I Am A Mom Who Doesn’t Drink, And I Feel Left Out Sometimes
One morning over a year ago, I looked at myself in the mirror and hated everything I saw. I hated my beer belly and the weight I had gained from years of too many liquid calories and food I didn’t have the willpower to say no to when I was drunk. I hated my puffy eyes and face. I hated the way my head felt, still fuzzy from the night before.
I felt disgusting. I was disgusted with myself. I was angry. I was done. I don’t know what it was about that morning, but that was the day I finally admitted I had a problem.
Sometimes I blame genetics and my fucked up childhood, but I take responsibility for my relationship with alcohol. I used childhood abuse, work, and the stress of having kids as reasons to drink. I used minor accomplishments, getting through the week, and any reason I could find to have a drink. But I wasn’t drinking to fit in, or celebrate, or even to tolerate my kids. I was drinking to escape. I was drinking because I am an addict. I am an alcoholic.
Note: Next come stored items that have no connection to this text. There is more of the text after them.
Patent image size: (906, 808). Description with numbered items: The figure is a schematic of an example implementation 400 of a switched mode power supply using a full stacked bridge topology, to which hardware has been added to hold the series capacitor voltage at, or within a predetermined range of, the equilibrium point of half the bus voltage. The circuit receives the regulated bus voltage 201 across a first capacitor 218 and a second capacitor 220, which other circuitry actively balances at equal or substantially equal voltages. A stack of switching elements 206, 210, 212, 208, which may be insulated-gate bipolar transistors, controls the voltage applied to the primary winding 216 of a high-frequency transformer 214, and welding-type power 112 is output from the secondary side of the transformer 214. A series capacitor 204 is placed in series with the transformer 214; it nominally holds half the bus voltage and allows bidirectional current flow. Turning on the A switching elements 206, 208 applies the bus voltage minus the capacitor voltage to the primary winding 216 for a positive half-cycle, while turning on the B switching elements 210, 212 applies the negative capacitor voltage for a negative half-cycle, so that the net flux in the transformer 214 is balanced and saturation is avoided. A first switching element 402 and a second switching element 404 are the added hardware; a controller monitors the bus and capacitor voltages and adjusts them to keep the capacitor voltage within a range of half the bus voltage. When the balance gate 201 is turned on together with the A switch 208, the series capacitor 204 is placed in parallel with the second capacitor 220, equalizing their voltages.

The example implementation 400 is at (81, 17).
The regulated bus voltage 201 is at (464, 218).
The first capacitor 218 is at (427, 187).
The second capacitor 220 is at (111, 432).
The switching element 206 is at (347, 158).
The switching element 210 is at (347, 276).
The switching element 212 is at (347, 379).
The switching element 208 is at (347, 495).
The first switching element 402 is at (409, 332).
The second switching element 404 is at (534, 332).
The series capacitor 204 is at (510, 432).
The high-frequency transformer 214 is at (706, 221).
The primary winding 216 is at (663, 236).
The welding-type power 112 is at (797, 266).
It has taken a lot of work, several tries, and many shameful conversations to tell you I am now sober. I have had the help of other addicts, friends, a supportive partner, and an amazing therapist to get to where I am today. I am not perfect or as mentally healthy as I want to be, but I am clean. I have a clearer vision of where I want to go if not knowing exactly where I want to end up. But even though I am proud of my sobriety and am happy for it, I do miss drinking.
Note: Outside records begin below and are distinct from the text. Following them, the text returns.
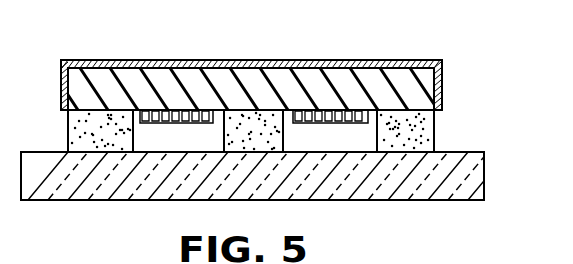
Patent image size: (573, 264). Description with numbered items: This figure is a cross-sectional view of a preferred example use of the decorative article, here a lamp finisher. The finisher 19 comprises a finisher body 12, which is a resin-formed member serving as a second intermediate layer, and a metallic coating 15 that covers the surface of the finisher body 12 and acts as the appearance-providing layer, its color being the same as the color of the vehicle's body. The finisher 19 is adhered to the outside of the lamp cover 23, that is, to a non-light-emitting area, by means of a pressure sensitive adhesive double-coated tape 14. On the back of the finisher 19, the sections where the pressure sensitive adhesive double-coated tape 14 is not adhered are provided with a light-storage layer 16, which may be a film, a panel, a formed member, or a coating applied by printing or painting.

The finisher body 12 is at (427, 92).
The pressure sensitive adhesive double-coated tape 14 is at (427, 128).
The metallic coating 15 is at (422, 62).
The light-storage layer 16 is at (337, 110).
The finisher 19 is at (299, 63).
The lamp cover 23 is at (477, 182).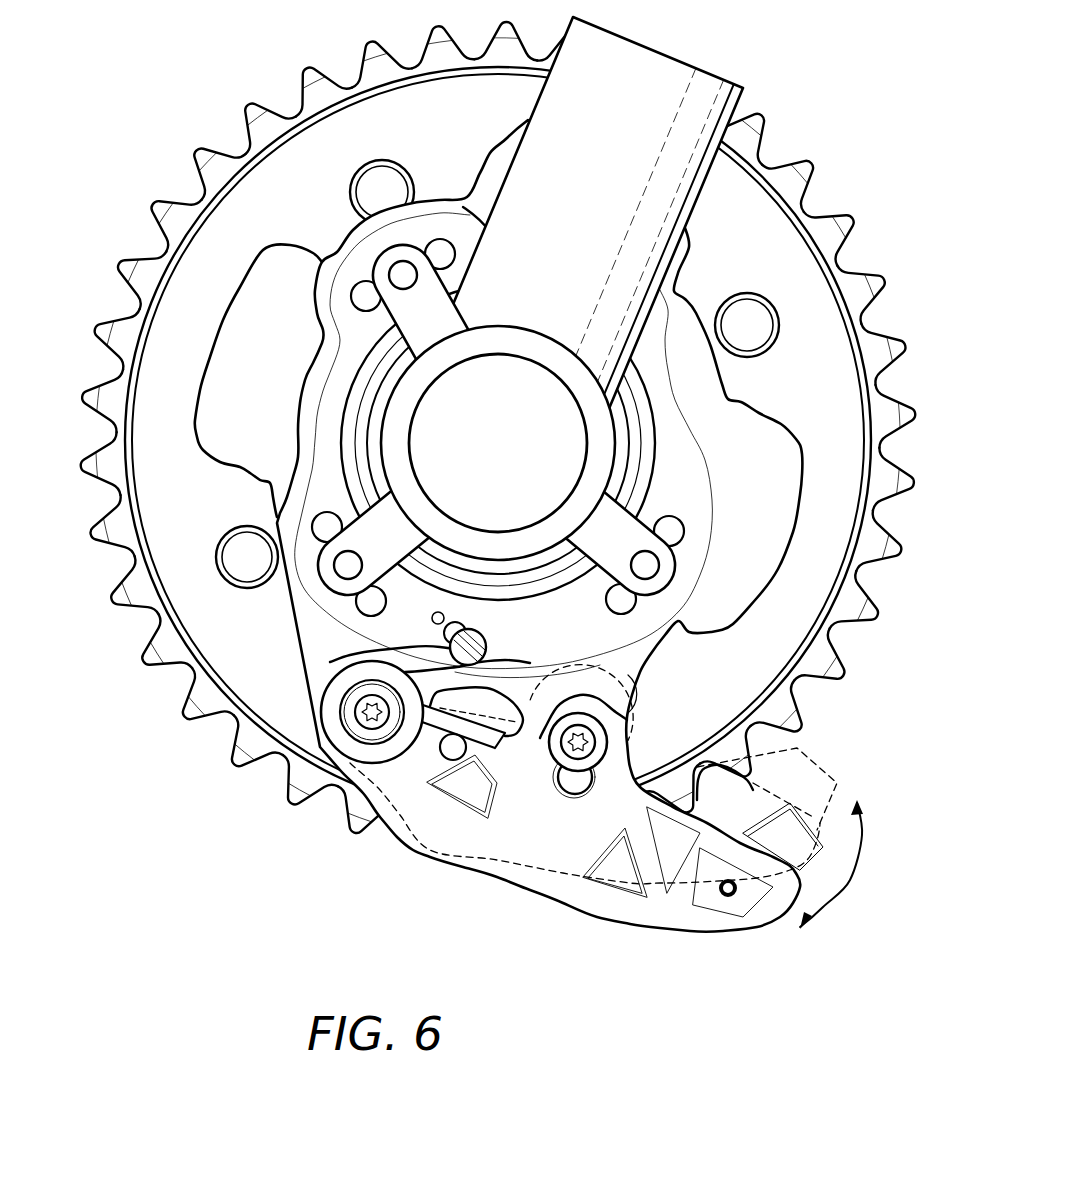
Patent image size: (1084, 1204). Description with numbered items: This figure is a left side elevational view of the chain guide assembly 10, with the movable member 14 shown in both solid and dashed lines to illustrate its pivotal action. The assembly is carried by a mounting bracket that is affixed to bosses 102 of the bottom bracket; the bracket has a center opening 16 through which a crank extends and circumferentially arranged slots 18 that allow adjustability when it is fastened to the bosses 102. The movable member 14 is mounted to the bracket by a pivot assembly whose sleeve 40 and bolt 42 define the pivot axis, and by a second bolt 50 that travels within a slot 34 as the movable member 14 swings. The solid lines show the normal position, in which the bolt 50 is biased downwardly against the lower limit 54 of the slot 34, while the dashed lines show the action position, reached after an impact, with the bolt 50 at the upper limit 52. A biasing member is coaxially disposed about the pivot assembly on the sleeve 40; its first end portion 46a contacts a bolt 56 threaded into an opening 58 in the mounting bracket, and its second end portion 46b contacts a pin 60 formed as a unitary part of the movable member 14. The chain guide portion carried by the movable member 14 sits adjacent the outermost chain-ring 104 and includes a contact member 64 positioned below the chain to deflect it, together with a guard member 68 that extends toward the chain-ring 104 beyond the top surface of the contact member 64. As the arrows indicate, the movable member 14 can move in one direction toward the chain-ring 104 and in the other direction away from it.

The chain guide assembly 10 is at (322, 930).
The movable member 14 is at (733, 928).
The center opening 16 is at (498, 453).
The slots 18 is at (327, 528).
The slot 34 is at (567, 777).
The sleeve 40 is at (315, 783).
The bolt 42 is at (372, 730).
The first end portion 46a is at (508, 640).
The second end portion 46b is at (480, 740).
The bolt 50 is at (705, 829).
The upper limit 52 is at (577, 793).
The lower limit 54 is at (645, 666).
The bolt 56 is at (450, 648).
The opening 58 is at (432, 618).
The pin 60 is at (453, 752).
The contact member 64 is at (783, 855).
The guard member 68 is at (787, 823).
The bosses 102 is at (285, 580).
The chain-ring 104 is at (827, 230).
At school functions, I don’t join in on the joke about wishing the PTO sold booze to raise money for the new playground equipment. I no longer declare I need a drink when my kids are acting like assholes. I crack cans of seltzer and drink ridiculous amounts of tea and coffee at parties and on date nights. When someone asks me if I would like a beer or a mixed drink, I say, “No thanks, I’m good.”
But I’m not good. I am jealous. I am mad that I can’t have just a drink or two to let off steam, to ease tension from a long day or long week. I am pissed that I have anxiety and depression and a disease that simultaneously extinguishes and fuels each of them. I feel left out of the easiness of having a drink with friends.
Acquaintances don’t notice if I decline a drink or don’t outwardly judge what may seem like prudishness. My outer circles of friends who aren’t sure why I’m not drinking give me an odd stare because they know my love for beer; they have witnessed me drink my body weight in IPAs and Miller Lite. And my inner circle of friends, the ones who I was honest with first, are sensitive and supportive to the point of me being both grateful and embarrassed. They are my safety net, yet I worry about inconveniencing their time when they choose not to drink around me.
I know this is my journey, but when you take something as common and normalized as alcohol out of a parent’s repertoire, it seems to affect everyone. You are suddenly on the outside looking in.
I have not lost my sense of humor, but I am left out of the joke, the comical commentary about drinking. I have not lost friends, because I surround myself with supportive people, but I have lost the thing that sometimes brought us together. I long for alcohol the way you would an old friend or an unrequited love. It’s like she is busy making everyone else happy, and I miss her. I see her relationship with everyone else, and I feel left out.
I am learning to mourn the loss of alcohol. I have accepted its power over me and the role it played and will play in my life if I drink again. Instead of driving the bus to the party, I’m not even on the bus most of the time. I absolutely feel left out when I hear other moms and dads talking about going out for drinks, cracking open a bottle of wine, or just kicking back with a beer. I feel like I have failed myself somehow even though I know the truth is that I have done the opposite.
But feelings, like the gin I used to pour every night, are fluid. They wash over me. They flow between pride and jealousy. They warm my insides, burn my brain, and cool my heart. I let them be what they need to be. Sometimes that means feeling left out. But being on the outside has helped me find my way back. It has helped me find a safe way in.